Retirement Planning


Kerry Back

BUSI 721, Fall 2022
JGSB, Rice University


  • Let’s track a retirement account balance monthly.
  • For simplicity, assume the return is the same each month.
  • We’ll first track it in a loop, then use future values.

Our goal

  • Today is date 0, date 1 is 1 month away, \(\ldots\)
  • Date R (R months away) is our retirement date
  • We plan to live until date \(T>R\).
  • We make deposits at dates \(1, 2, \ldots, R\)
  • We make withdrawals at the beginning of each month of retirement: dates \(R, R+1, \ldots, T-1\)

  • Our account balance today is \(B_0\).
  • We earn a monthly return \(r\).
  • At date 1, we have \((1+r)B_0\) and deposit \(D_1\), so \(B_1 = (1+r)B_0 + D_1\).
  • Likewise, \(B_2 = (1+r)B_1 + D_2\). This is the future value \((1+r)^2 B_0 + (1+r)D_1 + D_2\)
  • Etc., until

\[B_R = (1+r)^R B_0 + (1+r)^{R-1} D_1 + \cdots + D_R\]

  • At date \(R\), we also make a withdrawal \(W_R\)
  • Then earn \(r\) and make another withdrawal \(W_{R+1}\).
  • The account balance evolves, always as the future value of all prior deposits and withdrawals.

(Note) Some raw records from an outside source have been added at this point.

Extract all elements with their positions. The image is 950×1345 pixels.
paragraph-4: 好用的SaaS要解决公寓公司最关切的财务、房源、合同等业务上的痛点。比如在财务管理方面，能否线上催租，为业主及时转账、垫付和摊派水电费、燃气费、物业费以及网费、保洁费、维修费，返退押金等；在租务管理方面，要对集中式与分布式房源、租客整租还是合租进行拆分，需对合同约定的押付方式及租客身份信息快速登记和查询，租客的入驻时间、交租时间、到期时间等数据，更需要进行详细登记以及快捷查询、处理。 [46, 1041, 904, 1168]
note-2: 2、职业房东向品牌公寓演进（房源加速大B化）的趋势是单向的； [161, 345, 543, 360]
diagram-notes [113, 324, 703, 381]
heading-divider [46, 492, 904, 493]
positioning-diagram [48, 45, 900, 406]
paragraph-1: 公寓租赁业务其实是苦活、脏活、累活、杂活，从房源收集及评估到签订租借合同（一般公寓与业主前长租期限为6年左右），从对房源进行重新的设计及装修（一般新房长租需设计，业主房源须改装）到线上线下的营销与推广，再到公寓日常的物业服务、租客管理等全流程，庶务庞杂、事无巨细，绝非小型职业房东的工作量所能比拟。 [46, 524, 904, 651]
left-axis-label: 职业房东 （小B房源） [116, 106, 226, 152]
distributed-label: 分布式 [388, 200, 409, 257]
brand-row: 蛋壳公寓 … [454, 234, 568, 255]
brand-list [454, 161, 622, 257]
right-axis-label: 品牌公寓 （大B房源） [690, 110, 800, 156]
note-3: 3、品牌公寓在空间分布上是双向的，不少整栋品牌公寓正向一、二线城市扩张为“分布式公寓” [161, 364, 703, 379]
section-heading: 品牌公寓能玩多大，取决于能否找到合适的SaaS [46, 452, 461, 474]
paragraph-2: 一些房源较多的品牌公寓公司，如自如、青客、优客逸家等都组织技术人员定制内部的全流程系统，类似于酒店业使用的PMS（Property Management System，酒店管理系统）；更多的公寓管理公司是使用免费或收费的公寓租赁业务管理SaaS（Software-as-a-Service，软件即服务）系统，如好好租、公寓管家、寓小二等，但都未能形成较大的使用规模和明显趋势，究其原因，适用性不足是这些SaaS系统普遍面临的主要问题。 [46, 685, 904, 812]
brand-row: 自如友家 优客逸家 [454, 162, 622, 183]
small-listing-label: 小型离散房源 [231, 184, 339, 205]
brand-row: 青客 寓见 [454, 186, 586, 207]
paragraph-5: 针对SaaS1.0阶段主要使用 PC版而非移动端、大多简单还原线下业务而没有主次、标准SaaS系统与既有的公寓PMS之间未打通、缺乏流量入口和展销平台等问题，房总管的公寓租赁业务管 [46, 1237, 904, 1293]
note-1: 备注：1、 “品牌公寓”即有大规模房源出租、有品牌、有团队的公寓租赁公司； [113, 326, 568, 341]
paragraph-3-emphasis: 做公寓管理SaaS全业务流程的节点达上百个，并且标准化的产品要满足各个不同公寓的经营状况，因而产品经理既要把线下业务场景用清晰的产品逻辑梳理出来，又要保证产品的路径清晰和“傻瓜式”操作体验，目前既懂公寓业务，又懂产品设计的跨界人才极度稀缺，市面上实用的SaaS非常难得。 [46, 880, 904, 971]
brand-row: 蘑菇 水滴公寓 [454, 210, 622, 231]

Deposit and withdrawal arrays

  • Let D be an array of deposits (of length \(R\)).
  • Let W be an array of withdrawals (of length \(T-R\)).
  • To escape the normal counting from zero, let’s make them dictionaries with keys being the dates \(1, \ldots, R, \ldots, T\).
D = {i: d for i, d in zip(range(1, R+1), D)}
W = {i: w for i, w in zip(range(R, T), W)}

Example

  • Assume deposits grow at some rate \(g\), so \(D_t = (1+g)D_{t-1}\).
  • Assume withdrawals grow (or decline) at some rate \(h\), so \(W_t = (1+h)W_{t-1}\)
R = 30*12      # 30 years until retirement
T = 60*12      # 60 total years
r = 0.005      # earn 1/2 % per month  (~ 6% per year)
B0 = 100000    # initial balance is $100,000
D1 = 1000      # initial savings is $1,000 (per month)
W1 = 10000     # withdraw $10,000 first month in retirement
g = 0.002      # deposit is 0.2% larger each month
h = 0          # withdrawals are constant

Deposits and withdrawals

D = D1 * (1+g)**np.arange(R)
W = W1 * (1+h)**np.arange(T-R)

D = {i: d for i, d in zip(range(1, R+1), D)}
W = {i: w for i, w in zip(range(R, T), W)}

Account balance

B = np.zeros(T+1)
B[0] = B0

for t in range(1, R+1) :               
    B[t] = (1+r)*B[t-1] + D[t] 

B[R] -= W[R]

for t in range(R+1, T):
    B[t] = (1+r)*B[t-1] - W[t]

B[T] = (1+r)*B[T-1]

Final balance as sum of future values

# future value of initial balance
FVB = B0 * (1+r)**T

# future values of deposits
fvFactors = (1+r)**np.arange(T-1, T-R-1, -1)
FVD = np.sum(D * fvFactors)

# future values of withdrawals
fvFactors = (1+r)**np.arange(T-R, 0, -1)
FVW = np.sum(W * fvFactors)

# account balance at end
BT = FVB + FVD - FVW

Final balance one more way

x = (1+r)**T

grFactors = (1+g)**np.arange(R)
fvFactors = (1+r)**np.arange(T-1, T-R-1, -1)
y = np.sum(grFactors*fvFactors)

grFactors = (1+h)**np.arange(T-R)
fvFactors = (1+r)**np.arange(T-R, 0, -1)
z = np.sum(grFactors*fvFactors)

BT = x*B0 + y*D1 - z*W1

# example: solve for D1 to make BT=0
D1 = (z*W1 - x*B0) / y

Success!